I was in an all-hands call, which as usual apparently for any company, was largely a waste of time and money. Anyways, as a prelude to hearing about some wonderful tooling/toolkits we should all standardize on, we see this chart:

chart shows average developer skill declining after 2002

The “chart” bothers me on so many levels. First I’m not sure why gartner feels that the average skill level of J2EE developers peaked in 2002. Why 2002? Is that when the smart, early adopters of J2EE started fleeing for the greener pastures of python, php and ruby? Or was the field swamped by “Sun Certified” J2EE folks who can memorize APIs but not actually solve problems? Secondly, by what measure are J2EE applications getting more complicated? Did the world get dramatically more complicated since 2002? If your architecture or platform (J2EE) is so complicated that you need to slather on more layers of “architecture” to fix it, isn’t there something fundamentally wrong in the first place? Complexity is not a virtue.

Lastly, as a developer thinking about skills that are applicable to another job down the pike, why would I want to learn an proprietary wizard-hand-held way of doing things when there are so many great open source solutions to the same problems that would be applicable at many more jobs down the road?

One thought on “Declining skills in developers”

  1. I agree, complexity is not a virtue, unless your contribution in the workplace is derived by the confusion you impart. However, simplicity has its perils as well see overly simplified chart above.

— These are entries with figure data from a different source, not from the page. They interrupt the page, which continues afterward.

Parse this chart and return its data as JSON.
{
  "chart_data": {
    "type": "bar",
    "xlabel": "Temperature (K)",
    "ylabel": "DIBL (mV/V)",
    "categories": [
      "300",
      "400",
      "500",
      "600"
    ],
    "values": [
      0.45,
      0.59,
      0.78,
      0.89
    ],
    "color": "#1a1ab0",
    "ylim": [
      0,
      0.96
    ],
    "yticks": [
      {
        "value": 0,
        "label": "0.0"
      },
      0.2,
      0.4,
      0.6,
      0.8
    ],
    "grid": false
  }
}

I heard a few years ago that the complexity of J2EE application development would grow increasingly complex, but I do not really understand what that means. If it is true, why is it specific to J2EE, why not all application development? I can imagine someone purporting that all applications increase in complexity over time, but at the end of the day, specifically for J2EE, it is Java, right? Isn’t the complexity held in the hands of the architects and software engineers building these solutions?

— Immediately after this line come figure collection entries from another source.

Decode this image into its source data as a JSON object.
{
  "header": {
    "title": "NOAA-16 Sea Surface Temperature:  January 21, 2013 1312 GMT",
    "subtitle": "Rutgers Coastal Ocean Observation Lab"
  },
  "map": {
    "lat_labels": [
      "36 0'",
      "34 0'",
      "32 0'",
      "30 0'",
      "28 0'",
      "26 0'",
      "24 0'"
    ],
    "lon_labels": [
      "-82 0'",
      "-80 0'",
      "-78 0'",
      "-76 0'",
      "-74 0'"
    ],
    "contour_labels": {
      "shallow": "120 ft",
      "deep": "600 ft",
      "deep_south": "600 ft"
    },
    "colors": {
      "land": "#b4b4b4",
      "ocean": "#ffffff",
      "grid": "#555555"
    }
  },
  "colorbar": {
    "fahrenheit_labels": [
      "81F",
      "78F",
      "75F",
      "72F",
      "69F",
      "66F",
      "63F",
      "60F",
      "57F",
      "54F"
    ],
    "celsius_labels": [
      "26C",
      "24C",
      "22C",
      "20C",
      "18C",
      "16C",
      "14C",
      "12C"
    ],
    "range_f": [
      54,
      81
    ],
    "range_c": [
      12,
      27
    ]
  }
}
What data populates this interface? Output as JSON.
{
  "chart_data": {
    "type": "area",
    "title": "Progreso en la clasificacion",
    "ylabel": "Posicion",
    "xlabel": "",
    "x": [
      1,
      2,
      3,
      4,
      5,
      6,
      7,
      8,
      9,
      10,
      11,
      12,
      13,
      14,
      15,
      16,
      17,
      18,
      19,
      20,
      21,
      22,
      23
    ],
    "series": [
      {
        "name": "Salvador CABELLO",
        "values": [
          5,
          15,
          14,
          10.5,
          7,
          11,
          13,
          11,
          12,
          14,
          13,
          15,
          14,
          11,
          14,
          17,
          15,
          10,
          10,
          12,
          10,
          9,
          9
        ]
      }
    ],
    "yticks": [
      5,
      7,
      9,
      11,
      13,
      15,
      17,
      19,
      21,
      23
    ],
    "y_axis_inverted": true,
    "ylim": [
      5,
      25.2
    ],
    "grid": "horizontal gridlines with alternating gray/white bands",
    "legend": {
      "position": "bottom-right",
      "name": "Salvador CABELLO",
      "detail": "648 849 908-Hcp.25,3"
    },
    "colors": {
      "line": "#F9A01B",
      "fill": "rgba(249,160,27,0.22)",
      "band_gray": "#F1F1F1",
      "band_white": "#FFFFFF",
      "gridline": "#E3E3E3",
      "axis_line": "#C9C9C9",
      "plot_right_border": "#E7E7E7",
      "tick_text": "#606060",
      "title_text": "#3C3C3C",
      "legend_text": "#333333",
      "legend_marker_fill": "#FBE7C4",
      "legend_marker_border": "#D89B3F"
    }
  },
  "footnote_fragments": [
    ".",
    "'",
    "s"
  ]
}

    I also think it is interesting that the average developer skill level drops at the same rate as it increased from 1999-2002. As far as I can tell the chart is saying is that there will be a huge gap between the people who are skilled (i.e. were part of the 2002 boom and continue to be talented developers) and the less skilled average folk. I mean, literally, the bottom half of the application development community falls below the average point on that line, but the highly skilled would continue level and at worse slightly degrade as decay sets in and younger piranha move in. Does that mean the highly skilled folks can look forward to getting paid more? On another note, if skill level drops, the North American based development community has no incentive to partake, it is the perfect level of work to be outsourced to the technically competent but developing nations (i.e. India, China, Vietnam, Brazil).

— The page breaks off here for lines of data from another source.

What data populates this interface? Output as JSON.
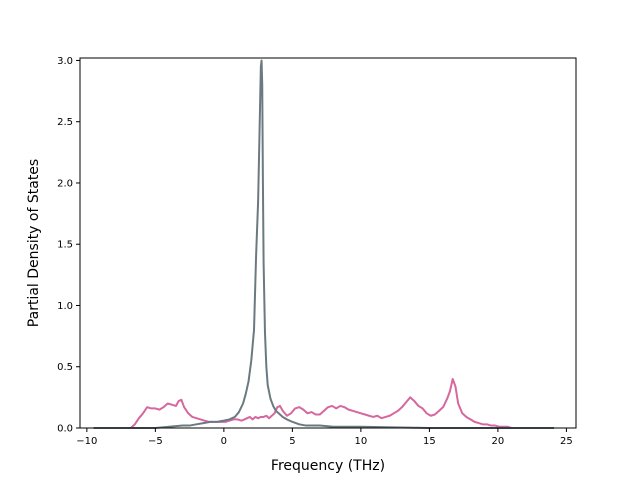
{
  "chart_data": {
    "type": "line",
    "title": "",
    "xlabel": "Frequency (THz)",
    "ylabel": "Partial Density of States",
    "xlim": [
      -10.5,
      25.7
    ],
    "ylim": [
      0.0,
      3.02
    ],
    "xticks": [
      -10,
      -5,
      0,
      5,
      10,
      15,
      20,
      25
    ],
    "yticks": [
      0.0,
      0.5,
      1.0,
      1.5,
      2.0,
      2.5,
      3.0
    ],
    "xtick_labels": [
      "−10",
      "−5",
      "0",
      "5",
      "10",
      "15",
      "20",
      "25"
    ],
    "ytick_labels": [
      "0.0",
      "0.5",
      "1.0",
      "1.5",
      "2.0",
      "2.5",
      "3.0"
    ],
    "grid": false,
    "legend": null,
    "series": [
      {
        "color": "#d6679f",
        "x": [
          -9.5,
          -6.8,
          -6.5,
          -6.2,
          -5.9,
          -5.6,
          -5.3,
          -5.0,
          -4.7,
          -4.4,
          -4.1,
          -3.8,
          -3.5,
          -3.3,
          -3.1,
          -2.9,
          -2.6,
          -2.3,
          -2.0,
          -1.7,
          -1.4,
          -1.1,
          -0.8,
          -0.5,
          -0.2,
          0.1,
          0.4,
          0.7,
          1.0,
          1.3,
          1.5,
          1.7,
          1.9,
          2.1,
          2.3,
          2.5,
          2.7,
          2.9,
          3.1,
          3.3,
          3.5,
          3.7,
          3.9,
          4.1,
          4.3,
          4.6,
          4.9,
          5.2,
          5.5,
          5.8,
          6.1,
          6.4,
          6.7,
          7.0,
          7.3,
          7.6,
          7.9,
          8.2,
          8.5,
          8.8,
          9.1,
          9.4,
          9.7,
          10.0,
          10.3,
          10.6,
          10.9,
          11.2,
          11.5,
          11.8,
          12.1,
          12.4,
          12.7,
          13.0,
          13.3,
          13.6,
          13.9,
          14.2,
          14.5,
          14.8,
          15.1,
          15.4,
          15.7,
          16.0,
          16.3,
          16.5,
          16.7,
          16.9,
          17.1,
          17.4,
          17.7,
          18.0,
          18.3,
          18.6,
          18.9,
          19.2,
          19.5,
          19.8,
          20.1,
          20.4,
          20.7,
          21.0,
          21.3
        ],
        "y": [
          0.0,
          0.0,
          0.03,
          0.08,
          0.12,
          0.17,
          0.16,
          0.16,
          0.15,
          0.17,
          0.2,
          0.19,
          0.18,
          0.22,
          0.23,
          0.17,
          0.12,
          0.09,
          0.08,
          0.07,
          0.06,
          0.05,
          0.05,
          0.05,
          0.05,
          0.05,
          0.06,
          0.07,
          0.07,
          0.06,
          0.07,
          0.08,
          0.09,
          0.07,
          0.09,
          0.08,
          0.09,
          0.09,
          0.1,
          0.08,
          0.1,
          0.12,
          0.17,
          0.18,
          0.14,
          0.1,
          0.12,
          0.16,
          0.17,
          0.15,
          0.12,
          0.13,
          0.11,
          0.11,
          0.14,
          0.17,
          0.18,
          0.16,
          0.18,
          0.17,
          0.15,
          0.14,
          0.13,
          0.12,
          0.11,
          0.1,
          0.09,
          0.1,
          0.08,
          0.09,
          0.1,
          0.12,
          0.14,
          0.17,
          0.21,
          0.25,
          0.22,
          0.18,
          0.16,
          0.12,
          0.1,
          0.11,
          0.14,
          0.17,
          0.24,
          0.3,
          0.4,
          0.34,
          0.2,
          0.12,
          0.09,
          0.07,
          0.05,
          0.04,
          0.03,
          0.03,
          0.02,
          0.02,
          0.01,
          0.01,
          0.01,
          0.0,
          0.0
        ]
      },
      {
        "color": "#6b7a80",
        "x": [
          -9.5,
          -5.0,
          -4.0,
          -3.0,
          -2.5,
          -2.0,
          -1.5,
          -1.0,
          -0.5,
          0.0,
          0.4,
          0.8,
          1.1,
          1.4,
          1.6,
          1.8,
          2.0,
          2.2,
          2.35,
          2.5,
          2.6,
          2.7,
          2.75,
          2.8,
          2.85,
          2.9,
          3.0,
          3.1,
          3.2,
          3.4,
          3.6,
          3.8,
          4.0,
          4.3,
          4.6,
          5.0,
          5.5,
          6.0,
          7.0,
          8.0,
          10.0,
          15.0,
          20.0,
          24.1
        ],
        "y": [
          0.0,
          0.0,
          0.01,
          0.02,
          0.02,
          0.03,
          0.04,
          0.05,
          0.05,
          0.06,
          0.07,
          0.09,
          0.13,
          0.2,
          0.28,
          0.38,
          0.55,
          0.8,
          1.4,
          1.85,
          2.4,
          2.95,
          3.0,
          2.8,
          2.0,
          1.35,
          0.78,
          0.5,
          0.35,
          0.24,
          0.18,
          0.14,
          0.12,
          0.09,
          0.07,
          0.05,
          0.03,
          0.02,
          0.02,
          0.01,
          0.01,
          0.0,
          0.0,
          0.0
        ]
      }
    ]
  }
}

    I do not see how the technologies at hand (IDEs, languages, frameworks etc) have any bearing on the general need for talented highly skilled architects and developers. Maybe the point is that the developer world is being flooded with less skilled, less aspiring individuals?! Would anyone argue against the idea that a developer that started with more complicated language is better positioned and often smarter about other simpler languages? I would take a Java coder turned Ruby expert over a Ruby only guru any day.